Over the Horizon - Chapter 3
She stands taller than the average woman. Wearing a modest black dress with a V-neck line, it hits at her knees, the sleeves at her elbows. It’s her favorite dress, hanging perfectly on her lanky, wiry frame. It reveals nothing. Modest. Simple black flats on her feet, and near-to-nothing natural make-up, she doesn’t appear ostentatious. Classy.
Dark brown hair sweeps past her shoulders. When the afternoon sunlight flashes against her gray-blue eyes, they sparkle, like moons reflected in a shattered mirror, full of knowing and broken promises and keeping secrets. She is a wise sage, years beyond the youthfulness of her lifetime. Exaggerating her age, barely etched fine lines frame the pair of galaxies.
A gold, heart-shaped locket is the only jewelry she wears. In the center, a single diamond sits with several lines carved around it, making it look like a star. She fidgets with the pendant. A cherished, precious gift from him. The letter ”M” engraved on the back.
She smiles wide, all white and pearly teeth, radiating exuberance and love. A light shade of berry colored lipstick strokes across the lines of her mouth. The same shade she’s always worn.
But clouds move into her eyes. Trouble. There is tragedy there. Something took her away swiftly. Abruptly, and far too soon. Jack reaches for her. To hold her in his arms once more, to know they will be together again.
He hears her voice in his head: I’ve been waiting for you. I know many things, good things, lovely things. I’m okay and truly happy. There is no time or space here. There is no light or darkness here. This is the void. Let me go and believe again. I love you, but it is from afar. I know you, all of your fears and insecurities. I know of your goodness and kindness and I know of the infinite possibilities of your path. It is your choice. There is no right or wrong decision. Only a choice.
They couldn’t know her life would be an abbreviation. When he met her, his plans forever changed, she was his future.
Until her life was cut short. The universe played its cruel and sadistic joke.
Living without her, how could he ever love again?
After she was gone he closed up his heart and buried his love. With each passing day, he only lived because he moved. Like a robot, he did the things he had to-take a shower, shave, go to work, remember to eat, try to get some sleep. He knew there would never be another love like hers. There would never be another woman like her.
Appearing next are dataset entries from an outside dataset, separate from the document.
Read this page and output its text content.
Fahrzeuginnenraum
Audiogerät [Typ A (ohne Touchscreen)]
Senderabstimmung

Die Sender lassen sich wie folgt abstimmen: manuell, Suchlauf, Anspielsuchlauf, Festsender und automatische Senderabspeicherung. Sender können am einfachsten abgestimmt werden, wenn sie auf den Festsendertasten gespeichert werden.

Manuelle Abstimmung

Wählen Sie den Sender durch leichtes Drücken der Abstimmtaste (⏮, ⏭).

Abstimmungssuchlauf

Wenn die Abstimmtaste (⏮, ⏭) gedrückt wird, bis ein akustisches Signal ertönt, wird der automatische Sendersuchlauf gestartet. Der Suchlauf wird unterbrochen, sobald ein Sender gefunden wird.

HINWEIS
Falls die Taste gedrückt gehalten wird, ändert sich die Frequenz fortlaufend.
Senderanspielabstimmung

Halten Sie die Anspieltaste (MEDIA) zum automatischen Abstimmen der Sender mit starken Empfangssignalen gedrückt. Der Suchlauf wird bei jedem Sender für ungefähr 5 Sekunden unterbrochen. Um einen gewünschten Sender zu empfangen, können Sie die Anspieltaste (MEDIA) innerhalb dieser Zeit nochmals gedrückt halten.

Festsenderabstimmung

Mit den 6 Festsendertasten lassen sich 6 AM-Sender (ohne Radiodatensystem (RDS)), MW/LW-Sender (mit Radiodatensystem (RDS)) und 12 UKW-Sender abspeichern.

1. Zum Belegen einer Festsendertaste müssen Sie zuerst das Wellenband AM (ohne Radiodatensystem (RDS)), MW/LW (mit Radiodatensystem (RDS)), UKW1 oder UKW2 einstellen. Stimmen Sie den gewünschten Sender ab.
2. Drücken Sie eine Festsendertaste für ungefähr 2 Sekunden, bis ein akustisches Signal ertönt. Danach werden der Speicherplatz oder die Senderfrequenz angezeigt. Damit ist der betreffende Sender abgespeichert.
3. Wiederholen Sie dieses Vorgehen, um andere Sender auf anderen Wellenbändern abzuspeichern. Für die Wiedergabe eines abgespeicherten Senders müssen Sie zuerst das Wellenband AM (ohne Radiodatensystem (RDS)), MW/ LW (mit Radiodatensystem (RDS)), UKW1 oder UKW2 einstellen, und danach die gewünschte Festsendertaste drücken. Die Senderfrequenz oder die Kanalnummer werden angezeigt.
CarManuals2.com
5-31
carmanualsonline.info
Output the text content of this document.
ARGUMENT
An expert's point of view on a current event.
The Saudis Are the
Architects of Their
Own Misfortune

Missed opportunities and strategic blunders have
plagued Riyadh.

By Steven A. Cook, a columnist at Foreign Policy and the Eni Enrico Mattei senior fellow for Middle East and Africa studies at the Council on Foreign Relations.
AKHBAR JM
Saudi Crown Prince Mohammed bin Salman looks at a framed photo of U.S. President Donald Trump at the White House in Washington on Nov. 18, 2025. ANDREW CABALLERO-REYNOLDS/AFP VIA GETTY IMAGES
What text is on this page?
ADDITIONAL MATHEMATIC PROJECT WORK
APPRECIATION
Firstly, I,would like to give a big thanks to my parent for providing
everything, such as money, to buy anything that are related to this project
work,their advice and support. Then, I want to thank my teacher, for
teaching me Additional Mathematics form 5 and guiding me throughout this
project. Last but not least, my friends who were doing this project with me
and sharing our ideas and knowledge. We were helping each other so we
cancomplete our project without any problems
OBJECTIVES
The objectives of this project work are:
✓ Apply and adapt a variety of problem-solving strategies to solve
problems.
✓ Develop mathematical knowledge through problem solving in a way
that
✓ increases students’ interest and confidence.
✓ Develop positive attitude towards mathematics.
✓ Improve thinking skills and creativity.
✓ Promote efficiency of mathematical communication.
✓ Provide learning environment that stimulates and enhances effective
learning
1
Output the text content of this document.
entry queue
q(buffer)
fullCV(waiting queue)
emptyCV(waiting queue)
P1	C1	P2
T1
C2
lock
Eventually, his robot self, looked for qualities that he admired-feelings be damned-and settled for a life without risk. It was easy to be grateful for small things-good food, the occasional belly laugh, health, and even sex. A life without reward. Each morning when he woke, he donned the mask of happiness. For he had nothing to be unhappy about. These were the things that made his life easy, but it lacked passion and remained empty.
Sadness and grief and love buried deep in his core, he left it there, behind his liver, below his intestines, rotting away the flesh from the inside out, where no one would ever find it. Hopefully, not even him.
As he passed through life, from time to time she was there in fleeting moments-a thought, a conversation, a brush of the wind against the stubble on his chin. And again there she was creeping in, flirting out on the edges of his mind, reminding him of what ifs and whys.